Lively, entertaining reviews of, and essays on, old and newer films and everything relating to them, written by professional author William Schoell.

Thursday, May 1, 2014


Ray Milland and Joan Fontaine
SOMETHING TO LIVE FOR (1952). Director/producer: George Stevens.

Alan Miller (Ray Milland) is a recovering alcoholic with a wife, Edna (Teresa Wright), and son. An elevator boy (Harry Bellaver) he knows calls him in to council a drunken hotel guest whom Alan assumes is male, but turns out to be a woman; Alan nevertheless decides to speak to her. Jenny (Joan Fontaine) is an actress who is letting alcohol strip her of her career and her dignity. Almost against their own wishes the two discover a mutual attraction, but there is the problem of Alan's marriage -- and his torment over his conflicted feelings ... Some contemporary critics saw Something to Live For as pure schmaltz, but for the more romantic-minded, it's an interesting picture with very good [if not necessarily great] performances from the leads.

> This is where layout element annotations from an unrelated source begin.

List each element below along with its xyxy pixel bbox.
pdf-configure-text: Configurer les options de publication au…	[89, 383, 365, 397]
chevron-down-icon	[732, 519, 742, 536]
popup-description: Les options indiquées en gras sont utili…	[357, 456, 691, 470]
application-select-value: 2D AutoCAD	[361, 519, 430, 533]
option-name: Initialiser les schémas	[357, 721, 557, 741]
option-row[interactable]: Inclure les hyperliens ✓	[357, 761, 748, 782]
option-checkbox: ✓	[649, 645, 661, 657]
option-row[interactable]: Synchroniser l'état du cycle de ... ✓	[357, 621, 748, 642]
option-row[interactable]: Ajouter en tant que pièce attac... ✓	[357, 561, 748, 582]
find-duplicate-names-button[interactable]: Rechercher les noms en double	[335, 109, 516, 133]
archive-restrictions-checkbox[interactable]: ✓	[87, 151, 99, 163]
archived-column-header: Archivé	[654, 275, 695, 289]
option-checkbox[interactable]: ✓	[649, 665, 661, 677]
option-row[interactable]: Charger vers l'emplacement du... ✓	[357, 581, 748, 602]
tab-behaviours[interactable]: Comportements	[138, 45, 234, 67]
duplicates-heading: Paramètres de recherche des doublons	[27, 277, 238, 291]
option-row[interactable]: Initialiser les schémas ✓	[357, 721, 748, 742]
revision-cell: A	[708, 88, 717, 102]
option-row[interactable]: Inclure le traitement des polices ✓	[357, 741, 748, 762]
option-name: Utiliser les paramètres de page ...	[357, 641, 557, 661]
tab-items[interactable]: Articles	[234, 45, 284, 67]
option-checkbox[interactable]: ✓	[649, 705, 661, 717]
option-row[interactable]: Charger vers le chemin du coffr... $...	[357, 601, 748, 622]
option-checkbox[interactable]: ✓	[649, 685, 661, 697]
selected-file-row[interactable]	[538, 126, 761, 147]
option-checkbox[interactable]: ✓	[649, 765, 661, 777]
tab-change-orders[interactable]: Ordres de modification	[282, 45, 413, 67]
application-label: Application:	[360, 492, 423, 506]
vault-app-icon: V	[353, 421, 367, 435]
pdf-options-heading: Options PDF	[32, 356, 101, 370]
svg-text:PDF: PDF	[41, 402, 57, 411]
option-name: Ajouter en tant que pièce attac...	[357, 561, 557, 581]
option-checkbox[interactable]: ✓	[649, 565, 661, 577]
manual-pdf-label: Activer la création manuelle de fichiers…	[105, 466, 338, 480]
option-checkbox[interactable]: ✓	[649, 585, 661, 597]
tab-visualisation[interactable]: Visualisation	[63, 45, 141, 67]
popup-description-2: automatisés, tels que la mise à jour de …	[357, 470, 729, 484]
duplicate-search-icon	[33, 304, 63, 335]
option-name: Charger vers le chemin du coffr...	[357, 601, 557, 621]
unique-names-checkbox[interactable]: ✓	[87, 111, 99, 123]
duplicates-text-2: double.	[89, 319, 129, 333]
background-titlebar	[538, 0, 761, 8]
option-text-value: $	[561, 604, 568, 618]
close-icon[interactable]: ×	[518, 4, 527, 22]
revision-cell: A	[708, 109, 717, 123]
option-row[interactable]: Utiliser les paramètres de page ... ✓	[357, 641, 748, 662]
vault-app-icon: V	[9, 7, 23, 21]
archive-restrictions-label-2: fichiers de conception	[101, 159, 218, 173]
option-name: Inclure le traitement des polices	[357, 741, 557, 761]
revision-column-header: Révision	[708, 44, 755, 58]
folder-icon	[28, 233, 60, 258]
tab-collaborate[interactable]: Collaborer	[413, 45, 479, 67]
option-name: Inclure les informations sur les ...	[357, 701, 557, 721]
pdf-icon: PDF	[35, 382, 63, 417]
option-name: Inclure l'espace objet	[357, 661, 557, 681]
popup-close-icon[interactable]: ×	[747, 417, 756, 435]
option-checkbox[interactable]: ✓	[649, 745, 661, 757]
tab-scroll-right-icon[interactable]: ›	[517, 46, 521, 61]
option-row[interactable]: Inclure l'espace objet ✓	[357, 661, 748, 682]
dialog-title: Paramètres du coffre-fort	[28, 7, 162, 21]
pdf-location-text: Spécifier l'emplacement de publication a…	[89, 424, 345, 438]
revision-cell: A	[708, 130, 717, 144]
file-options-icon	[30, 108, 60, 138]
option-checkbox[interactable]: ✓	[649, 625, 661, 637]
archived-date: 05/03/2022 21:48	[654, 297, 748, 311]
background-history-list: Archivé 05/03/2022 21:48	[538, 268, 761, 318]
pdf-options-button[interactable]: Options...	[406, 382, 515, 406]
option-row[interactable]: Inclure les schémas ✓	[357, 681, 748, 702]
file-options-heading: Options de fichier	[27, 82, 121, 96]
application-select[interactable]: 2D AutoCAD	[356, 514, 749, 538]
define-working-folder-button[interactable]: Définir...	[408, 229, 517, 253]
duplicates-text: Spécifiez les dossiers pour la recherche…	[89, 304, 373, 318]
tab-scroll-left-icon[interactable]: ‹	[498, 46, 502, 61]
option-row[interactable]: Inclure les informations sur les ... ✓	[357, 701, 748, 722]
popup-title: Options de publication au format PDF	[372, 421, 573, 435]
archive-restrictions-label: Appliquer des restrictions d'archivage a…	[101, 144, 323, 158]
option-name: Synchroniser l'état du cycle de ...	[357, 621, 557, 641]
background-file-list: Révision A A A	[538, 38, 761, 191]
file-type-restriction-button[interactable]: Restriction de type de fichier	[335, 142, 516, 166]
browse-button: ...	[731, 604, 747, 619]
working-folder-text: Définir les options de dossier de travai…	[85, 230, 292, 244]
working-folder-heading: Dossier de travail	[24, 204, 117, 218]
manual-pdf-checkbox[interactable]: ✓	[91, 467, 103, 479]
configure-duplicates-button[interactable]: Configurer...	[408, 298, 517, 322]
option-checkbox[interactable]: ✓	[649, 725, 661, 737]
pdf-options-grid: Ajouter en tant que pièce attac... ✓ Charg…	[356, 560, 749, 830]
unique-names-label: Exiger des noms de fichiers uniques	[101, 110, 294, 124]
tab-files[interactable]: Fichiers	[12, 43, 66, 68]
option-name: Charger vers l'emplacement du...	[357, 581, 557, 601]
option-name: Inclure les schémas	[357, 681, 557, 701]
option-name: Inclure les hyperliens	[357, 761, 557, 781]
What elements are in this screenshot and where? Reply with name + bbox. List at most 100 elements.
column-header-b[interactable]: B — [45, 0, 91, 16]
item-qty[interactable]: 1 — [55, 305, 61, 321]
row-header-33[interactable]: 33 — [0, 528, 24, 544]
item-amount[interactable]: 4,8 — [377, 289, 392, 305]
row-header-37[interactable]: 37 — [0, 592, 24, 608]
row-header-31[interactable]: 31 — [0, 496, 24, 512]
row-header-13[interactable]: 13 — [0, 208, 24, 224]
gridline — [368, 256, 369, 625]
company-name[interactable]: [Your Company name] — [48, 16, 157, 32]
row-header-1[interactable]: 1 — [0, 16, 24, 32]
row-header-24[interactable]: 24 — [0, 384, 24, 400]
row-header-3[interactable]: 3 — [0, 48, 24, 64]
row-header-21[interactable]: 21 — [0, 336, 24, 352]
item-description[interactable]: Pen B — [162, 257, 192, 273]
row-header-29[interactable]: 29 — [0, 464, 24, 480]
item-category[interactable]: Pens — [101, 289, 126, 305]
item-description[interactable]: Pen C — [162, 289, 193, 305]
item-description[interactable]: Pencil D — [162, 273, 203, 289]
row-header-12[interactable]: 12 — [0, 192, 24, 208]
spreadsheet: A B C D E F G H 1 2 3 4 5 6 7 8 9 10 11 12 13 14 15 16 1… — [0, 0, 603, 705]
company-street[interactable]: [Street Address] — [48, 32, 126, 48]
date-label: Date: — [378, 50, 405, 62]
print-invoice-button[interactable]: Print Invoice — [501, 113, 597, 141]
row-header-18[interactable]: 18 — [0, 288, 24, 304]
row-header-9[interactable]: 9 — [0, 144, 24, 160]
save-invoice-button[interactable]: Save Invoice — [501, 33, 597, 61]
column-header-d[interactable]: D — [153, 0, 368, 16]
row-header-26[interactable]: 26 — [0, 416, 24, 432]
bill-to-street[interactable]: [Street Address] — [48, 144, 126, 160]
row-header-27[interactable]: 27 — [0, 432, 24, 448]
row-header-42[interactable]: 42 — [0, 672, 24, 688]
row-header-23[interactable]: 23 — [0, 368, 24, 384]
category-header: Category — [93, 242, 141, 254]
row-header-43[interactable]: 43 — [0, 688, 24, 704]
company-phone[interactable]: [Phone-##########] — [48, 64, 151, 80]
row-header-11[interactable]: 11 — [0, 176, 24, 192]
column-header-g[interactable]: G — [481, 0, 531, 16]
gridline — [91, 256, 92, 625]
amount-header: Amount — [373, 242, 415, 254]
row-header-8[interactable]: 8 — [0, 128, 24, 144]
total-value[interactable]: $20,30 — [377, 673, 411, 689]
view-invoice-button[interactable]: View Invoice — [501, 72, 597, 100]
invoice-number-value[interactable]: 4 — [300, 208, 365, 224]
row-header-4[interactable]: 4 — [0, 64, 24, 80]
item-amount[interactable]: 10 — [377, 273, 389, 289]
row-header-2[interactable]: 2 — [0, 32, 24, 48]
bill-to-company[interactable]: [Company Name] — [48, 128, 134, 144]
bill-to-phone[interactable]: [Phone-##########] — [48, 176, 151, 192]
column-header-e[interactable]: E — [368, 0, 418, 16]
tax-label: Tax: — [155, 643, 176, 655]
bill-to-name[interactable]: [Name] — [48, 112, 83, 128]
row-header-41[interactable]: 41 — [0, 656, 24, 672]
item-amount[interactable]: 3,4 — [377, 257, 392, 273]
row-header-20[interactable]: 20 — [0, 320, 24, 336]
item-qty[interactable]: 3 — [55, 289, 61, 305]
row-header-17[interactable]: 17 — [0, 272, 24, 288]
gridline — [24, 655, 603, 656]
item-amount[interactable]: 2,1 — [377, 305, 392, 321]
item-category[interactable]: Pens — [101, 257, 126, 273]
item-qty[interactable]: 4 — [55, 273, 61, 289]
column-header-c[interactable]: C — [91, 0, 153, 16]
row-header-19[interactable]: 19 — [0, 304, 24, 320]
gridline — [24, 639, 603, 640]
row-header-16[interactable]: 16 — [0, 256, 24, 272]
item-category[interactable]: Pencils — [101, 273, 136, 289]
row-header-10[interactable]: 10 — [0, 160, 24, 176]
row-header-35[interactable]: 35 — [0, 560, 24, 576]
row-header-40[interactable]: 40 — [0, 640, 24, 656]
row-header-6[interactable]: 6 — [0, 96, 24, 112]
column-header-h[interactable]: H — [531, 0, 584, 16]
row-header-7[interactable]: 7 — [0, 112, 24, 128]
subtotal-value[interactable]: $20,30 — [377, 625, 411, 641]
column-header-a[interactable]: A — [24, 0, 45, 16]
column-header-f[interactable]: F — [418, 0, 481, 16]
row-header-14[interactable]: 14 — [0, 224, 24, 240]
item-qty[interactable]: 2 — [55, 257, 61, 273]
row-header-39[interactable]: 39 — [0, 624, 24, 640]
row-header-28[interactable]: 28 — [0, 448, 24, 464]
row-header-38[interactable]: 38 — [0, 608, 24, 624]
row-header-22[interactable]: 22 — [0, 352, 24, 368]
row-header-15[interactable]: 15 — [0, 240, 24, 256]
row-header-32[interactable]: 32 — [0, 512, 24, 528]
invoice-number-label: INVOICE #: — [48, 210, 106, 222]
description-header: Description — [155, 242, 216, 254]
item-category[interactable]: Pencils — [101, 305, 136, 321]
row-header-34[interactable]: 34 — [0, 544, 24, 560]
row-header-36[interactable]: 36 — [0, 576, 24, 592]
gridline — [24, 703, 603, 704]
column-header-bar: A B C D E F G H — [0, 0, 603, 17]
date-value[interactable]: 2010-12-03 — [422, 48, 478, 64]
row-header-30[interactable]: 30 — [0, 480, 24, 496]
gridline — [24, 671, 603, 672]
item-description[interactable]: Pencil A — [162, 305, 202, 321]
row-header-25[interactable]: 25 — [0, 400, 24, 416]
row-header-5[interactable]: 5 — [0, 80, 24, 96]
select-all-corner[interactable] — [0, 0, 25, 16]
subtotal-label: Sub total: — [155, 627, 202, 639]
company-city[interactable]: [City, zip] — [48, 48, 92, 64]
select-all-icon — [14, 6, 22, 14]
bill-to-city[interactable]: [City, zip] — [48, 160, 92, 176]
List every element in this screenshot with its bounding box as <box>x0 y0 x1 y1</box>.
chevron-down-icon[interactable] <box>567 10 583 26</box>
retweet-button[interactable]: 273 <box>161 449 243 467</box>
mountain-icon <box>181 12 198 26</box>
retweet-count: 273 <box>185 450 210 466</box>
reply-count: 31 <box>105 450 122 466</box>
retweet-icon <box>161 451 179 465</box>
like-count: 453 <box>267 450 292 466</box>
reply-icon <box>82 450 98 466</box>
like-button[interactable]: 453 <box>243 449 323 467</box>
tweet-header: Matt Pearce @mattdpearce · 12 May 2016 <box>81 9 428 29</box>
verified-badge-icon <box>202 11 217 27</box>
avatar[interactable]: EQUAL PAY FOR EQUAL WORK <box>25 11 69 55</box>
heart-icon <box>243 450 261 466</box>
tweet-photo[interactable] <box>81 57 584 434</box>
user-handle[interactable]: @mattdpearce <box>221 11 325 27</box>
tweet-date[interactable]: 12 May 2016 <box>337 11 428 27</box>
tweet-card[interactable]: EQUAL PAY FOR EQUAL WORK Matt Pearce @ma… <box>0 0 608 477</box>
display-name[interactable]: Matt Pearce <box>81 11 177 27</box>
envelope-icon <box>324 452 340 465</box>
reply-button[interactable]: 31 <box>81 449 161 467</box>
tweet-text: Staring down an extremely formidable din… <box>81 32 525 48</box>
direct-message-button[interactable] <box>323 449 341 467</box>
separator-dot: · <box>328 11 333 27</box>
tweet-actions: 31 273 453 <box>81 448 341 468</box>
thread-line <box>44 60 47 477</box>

Teresa Wright with her expressive face offers a sensitive portrait of the wife who knows more than Alan realizes, and there's nice work from Richard Derr [When Worlds Collide] as an obnoxious, self-centered director with whom Jenny was once involved. Paul Valentine and Douglas Dick are also in the cast in smaller roles. One could argue about which classical composer influenced Victor Young the most, but his lovely score for the film is a decided asset. The ending may seem a little abrupt and simplistic, but it works beautifully. Stevens also directed Giant and many, many other notable films.

Verdict: While this is certainly not on the level of Brief Encounter, which it resembles in some ways, it is a worthwhile romantic picture. ***.